Ai nostri tempi basta un tocco sul piccolo schermo di un telefono cellulare… et voilà, l’informazione è servita. È normale informarsi in maniera rapida e privata. Ma come è nata l’informazione in Europa? Come si informava nel XV secolo la cittadinanza, gran parte della quale non sapeva leggere né scrivere? A queste e ad altre domande sta cercando di rispondere il gruppo di ricerca. “Questi avvisi di solito venivano emessi, in diverse copie, una volta alla settimana – prosegue il docente americano -, erano venduti per abbonamento e non costavano poco. Ma la gente aveva bisogno di notizie, un po’ come oggi del resto, per poi poterle commentare. E se qualcuno voleva avere notizie più segrete, doveva pagare un po’ di più. Si trattava di un genere di scrittura che non è mai stato studiato fino in fondo semplicemente perché troppo vasto. Oggi invece abbiamo strumenti diversi per leggere e trascrivere questi avvisi e quindi si è aperta la possibilità di uno studio approfondito dei documenti. La loro lettura e analisi per categorie, vera mission dell’“Euronews Project”, servono per capire il mondo delle notizie di quell’epoca e come si viveva allora – aggiunge Dooley -; anche noi oggi abbiamo la sensazione di vivere immersi nelle notizie, ma dobbiamo pensare le nostre hanno comunque degli antenati, diffuse in un periodo in cui il mondo era ancora in espansione”.
Negli “avvisi” fino a oggi studiati sono emerse news riguardanti, oltre l’Italia, praticamente tutta l’Europa: dai paesi baltici alla Spagna, alla Gran Bretagna e perfino l’Irlanda e la Russia, e poi il Medio Oriente e l’Impero Ottomano, il Nordafrica, il Nuovo Mondo, etc. A ben vedere, gran parte degli archivi storici d’Europa possiede un vasto numero di “avvisi”, ma la collezione dell’archivio fiorentino è particolare per la quantità e l’estensione dei questi materiali: “Man mano che passavano gli anni – prosegue il professor Dooley -, il Granducato di Toscana perdeva potenza in Europa, ma nonostante tutto ha proseguito la sua navigazione in acque molto agitate e il vero miracolo è stata la sua sopravvivenza, dovuta in larga parte proprio alla conoscenza di cosa stava accadendo nel mondo”.

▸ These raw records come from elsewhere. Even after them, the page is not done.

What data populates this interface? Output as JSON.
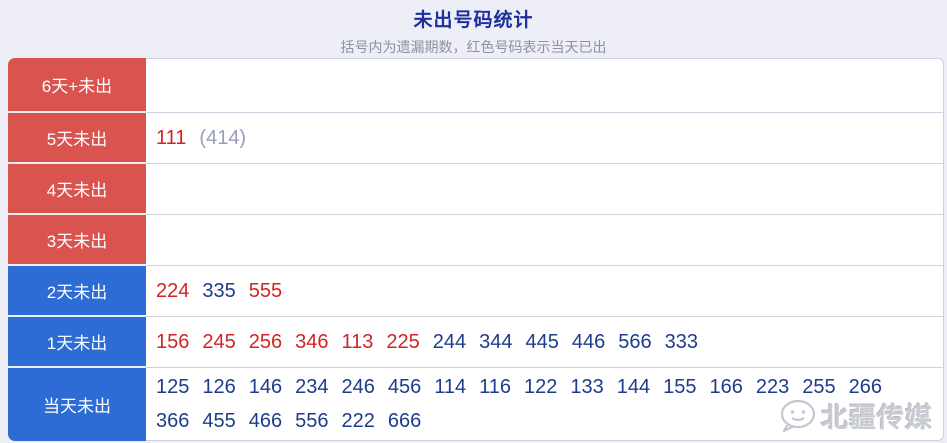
{
  "header": {
    "title": "未出号码统计",
    "subtitle": "括号内为遗漏期数，红色号码表示当天已出"
  },
  "colors": {
    "page_bg": "#edeef6",
    "title_color": "#1c2f9c",
    "subtitle_color": "#8f929e",
    "red_label_bg": "#d9534f",
    "blue_label_bg": "#2c6cd4",
    "red_num_color": "#d22424",
    "blue_num_color": "#1e3c8c",
    "gray_num_color": "#9a9db8",
    "line_color": "#ced1de",
    "watermark_color": "#caccd4"
  },
  "table": {
    "rows": [
      {
        "label": "6天+未出",
        "label_type": "red",
        "numbers": []
      },
      {
        "label": "5天未出",
        "label_type": "red",
        "numbers": [
          {
            "text": "111",
            "color": "red"
          },
          {
            "text": "(414)",
            "color": "gray"
          }
        ]
      },
      {
        "label": "4天未出",
        "label_type": "red",
        "numbers": []
      },
      {
        "label": "3天未出",
        "label_type": "red",
        "numbers": []
      },
      {
        "label": "2天未出",
        "label_type": "blue",
        "numbers": [
          {
            "text": "224",
            "color": "red"
          },
          {
            "text": "335",
            "color": "blue"
          },
          {
            "text": "555",
            "color": "red"
          }
        ]
      },
      {
        "label": "1天未出",
        "label_type": "blue",
        "numbers": [
          {
            "text": "156",
            "color": "red"
          },
          {
            "text": "245",
            "color": "red"
          },
          {
            "text": "256",
            "color": "red"
          },
          {
            "text": "346",
            "color": "red"
          },
          {
            "text": "113",
            "color": "red"
          },
          {
            "text": "225",
            "color": "red"
          },
          {
            "text": "244",
            "color": "blue"
          },
          {
            "text": "344",
            "color": "blue"
          },
          {
            "text": "445",
            "color": "blue"
          },
          {
            "text": "446",
            "color": "blue"
          },
          {
            "text": "566",
            "color": "blue"
          },
          {
            "text": "333",
            "color": "blue"
          }
        ]
      },
      {
        "label": "当天未出",
        "label_type": "blue",
        "numbers": [
          {
            "text": "125",
            "color": "blue"
          },
          {
            "text": "126",
            "color": "blue"
          },
          {
            "text": "146",
            "color": "blue"
          },
          {
            "text": "234",
            "color": "blue"
          },
          {
            "text": "246",
            "color": "blue"
          },
          {
            "text": "456",
            "color": "blue"
          },
          {
            "text": "114",
            "color": "blue"
          },
          {
            "text": "116",
            "color": "blue"
          },
          {
            "text": "122",
            "color": "blue"
          },
          {
            "text": "133",
            "color": "blue"
          },
          {
            "text": "144",
            "color": "blue"
          },
          {
            "text": "155",
            "color": "blue"
          },
          {
            "text": "166",
            "color": "blue"
          },
          {
            "text": "223",
            "color": "blue"
          },
          {
            "text": "255",
            "color": "blue"
          },
          {
            "text": "266",
            "color": "blue"
          },
          {
            "text": "366",
            "color": "blue"
          },
          {
            "text": "455",
            "color": "blue"
          },
          {
            "text": "466",
            "color": "blue"
          },
          {
            "text": "556",
            "color": "blue"
          },
          {
            "text": "222",
            "color": "blue"
          },
          {
            "text": "666",
            "color": "blue"
          }
        ]
      }
    ]
  },
  "watermark": {
    "text": "北疆传媒",
    "icon": "chat-bubble-face-icon"
  }
}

Insomma, sin dal XVI secolo il Granducato di Toscana era inserito in – oggi si direbbe “connesso a” – un sistema integrato di informazioni che copriva tutta l’Europa: “Avere oggi a disposizione questa massa enorme di notizie e in condizioni ottimali – conclude il docente della Cork University – offre un’opportunità enorme di ricerca, che non si è fermata neanche durante i due periodi di lockdown dovuti all’emergenza sanitaria, perché siamo stati previdenti e abbiamo ottenuto migliaia di immagini dei documenti, sulle quali abbiamo proseguito a lavorare da casa, per continuare a rispondere al quesito di partenza: che funzione avevano le notizie diffuse secoli fa? Per noi oggi è fondamentale saperlo, soprattutto per comprendere sino in fondo come e perché siamo diventati quel che siamo”.